A B-actioner with grade-A action seems like a cinematic contradiction, but what better way to describe John Wick and its sparkling new sequel? The cheesy one-liners, stock villains, thin plot, and characters built entirely on an actor's presence all put John Wick Chapter 2 in B-ish territory (an easier place for shoot-em-up pics to find themselves in now that big-budget blockbusters are almost entirely concerned with costumed superheroes), but the set pieces are top notch, hurtling above and beyond even unreasonable expectations.
Every gun battle and chase sequence is complexly conceived and constructed with careful choreography that captures the cool cacophony of controlled chaos. Armed assassins charge through the labyrinthine catacombs of Rome and hunt our titular hero in subway stations below New York while the camera communicates every slick move with pointed precision. There’s no head-spinning disorientation here, only distinct spatially aware coverage of sequences that feel brimming with danger.
Keanu Reeves returns as the amazingly adept assassin whose name strikes fear in all sorts of villainous types. John was pulled out of retirement in the first movie and now his sequel sends him even deeper into the dark underworld he once inhabited after granting him a mere couple minutes to entertain a second stab at retirement.
With this further immersion comes a broadening of the John Wick mythos, which is surprising at first because, um, John Wick has a mythos? The bid for what seemed like a surprisingly fun one-off a couple years ago to turn into a feisty franchise includes a considerable expansion of how the hero’s world operates.
John is one of many assassins who can be assigned jobs they’re bound to obligate and he benefits from a wide circle of support that puts fancy tailors at his disposal and provides an armory from which each assassin can assemble an arsenal.

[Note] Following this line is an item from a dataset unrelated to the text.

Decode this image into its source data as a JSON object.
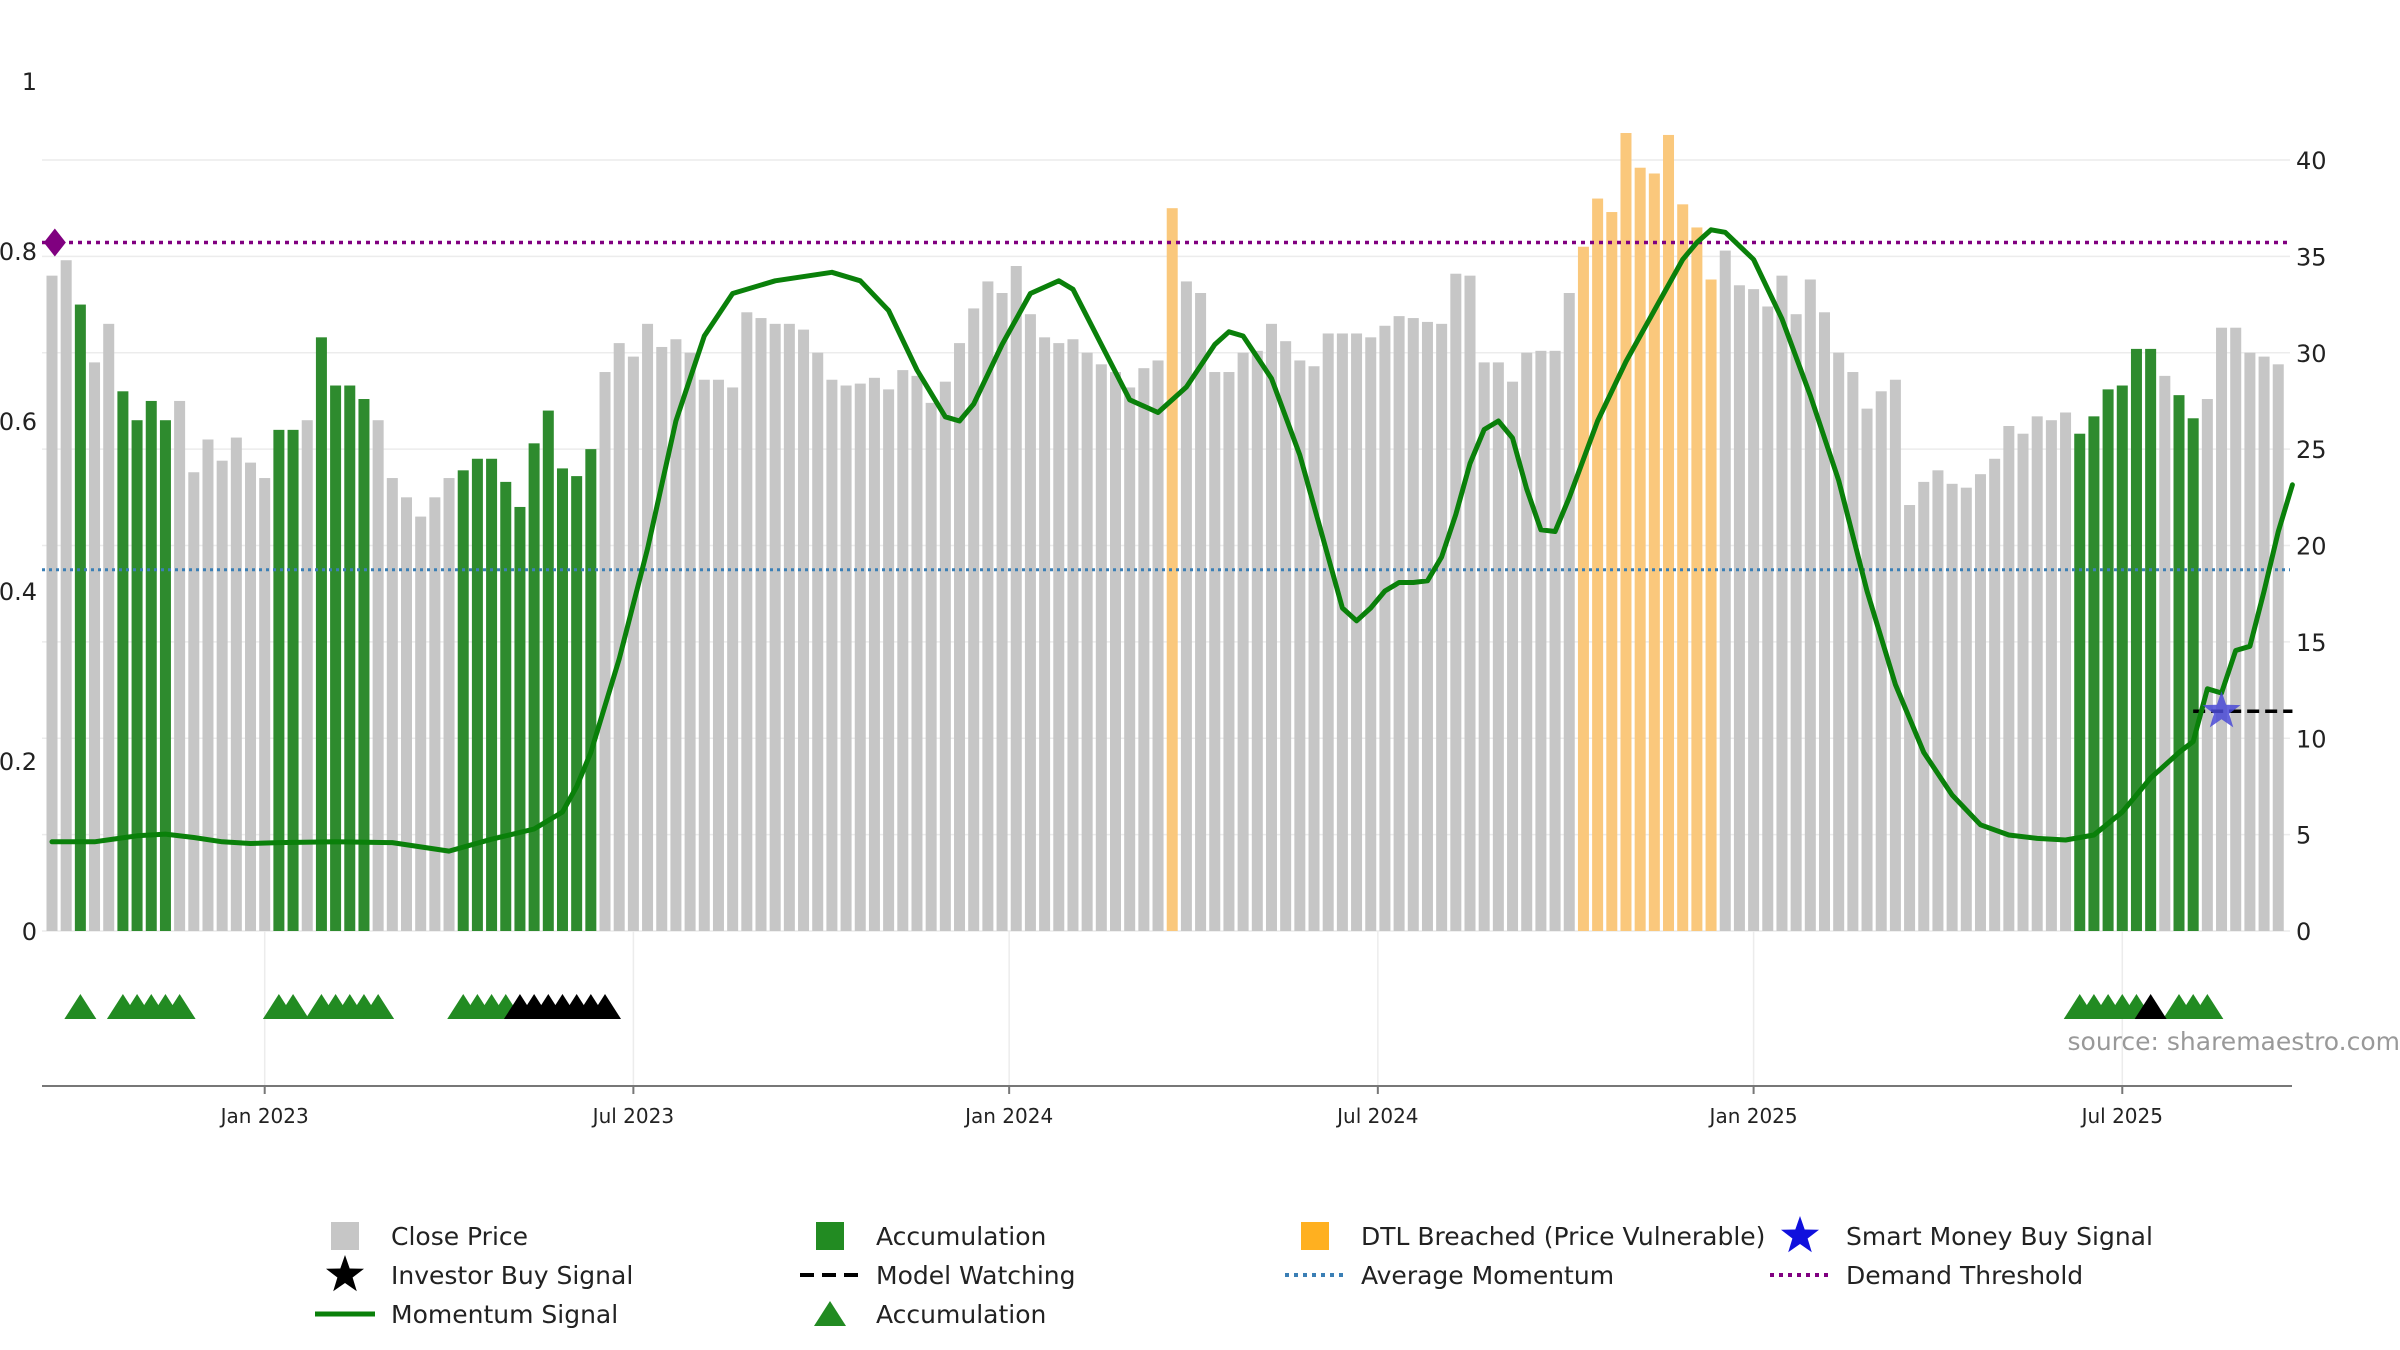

There’s a luxurious hotel that’s considered neutral territory for all the assassins, meaning that warring factions that fall under the umbrella of this mysterious organization can try to kill each other anywhere but the hotel grounds.
All of these neat ideas are explored in some enjoyable sequences, but what’s most clever about the rules is that they essentially enforce a no-collateral-damage policy that shields the movie and its gun-toting denizens from any sort of moral reprehensibility. While John spends most of the movie shooting at trained killers who are also shooting at him, often in crowded spaces, director Chad Stahelski makes abundantly clear that average citizens aren’t in danger.
Okay, sure, it’s ridiculous, but Stahelski is so good at shooting action sequences that this never becomes visually awkward or ethically murky. If you can accept that killers are going to kill killers and that’s just fine in this world of super-assassins who pay for services in gold doubloons, then you can at least enjoy the fact that no bystanders are going to be harmed in the making of their murderous mayhem.
What also works in John Wick Chapter 2’s favour is that Stahelski and screenwriter Derek Kolstad understand the action genre and the conventions of straight-forward shoot-em-up adventures so well that they recognize all the spaces available for formula tweaks. Too often these types of actioners hew so closely to the worn template that even the minor details in certain scenes become predictable, but Stahelski and Kolstad are clearly action movie fans fed up with heroes who play only by the rules. This leads to some memorable moments that work because they simply counter the usual clichés and additionally because Reeves sells them with gusto.
As limited a performer as he is, Reeves can really click with stoic hero types that speak in clipped dialogue and otherwise let their actions speak for themselves. He fits John Wick very comfortably, but also tightly, and he’s entirely vanquished the surfer bro attitude that has plagued much of his earlier work (or benefited it if we’re talking about the Bill and Ted movies). John never appears prepped to utter a single “Whoa” in the tradition of The Matrix’s Neo and he certainly wouldn’t feel compelled to say it if you asked.
Instead, he’s just a cool guy with simple motivation. All he wants is to go back to his quiet new life with his unnamed new dog, except that’s a tough goal to achieve when skilled marksmen keep shooting at you. It’s a testament to Reeves’ talent for these kinds of roles that his John Wick character has so entertainingly filled two action-packed movies with relative ease. Action heroes like this one are defined by the actor, since the script just provides sharpened edges around a cardboard cutout that a charismatic star has to colour with their personality.
Reeves gives John Wick a steely intensity and electric energy that is all his own, an actor who can only do so much, but has figured out how to do that limited amount very well. When combined with Kolstad’s world-building on the page and Stahelski’s stunningly confident set pieces on the screen, John Wick Chapter 2 is the kind of sequel that continually reminds its audience why it exists. There’s nothing wrong with being B when you look Awesome at the same time.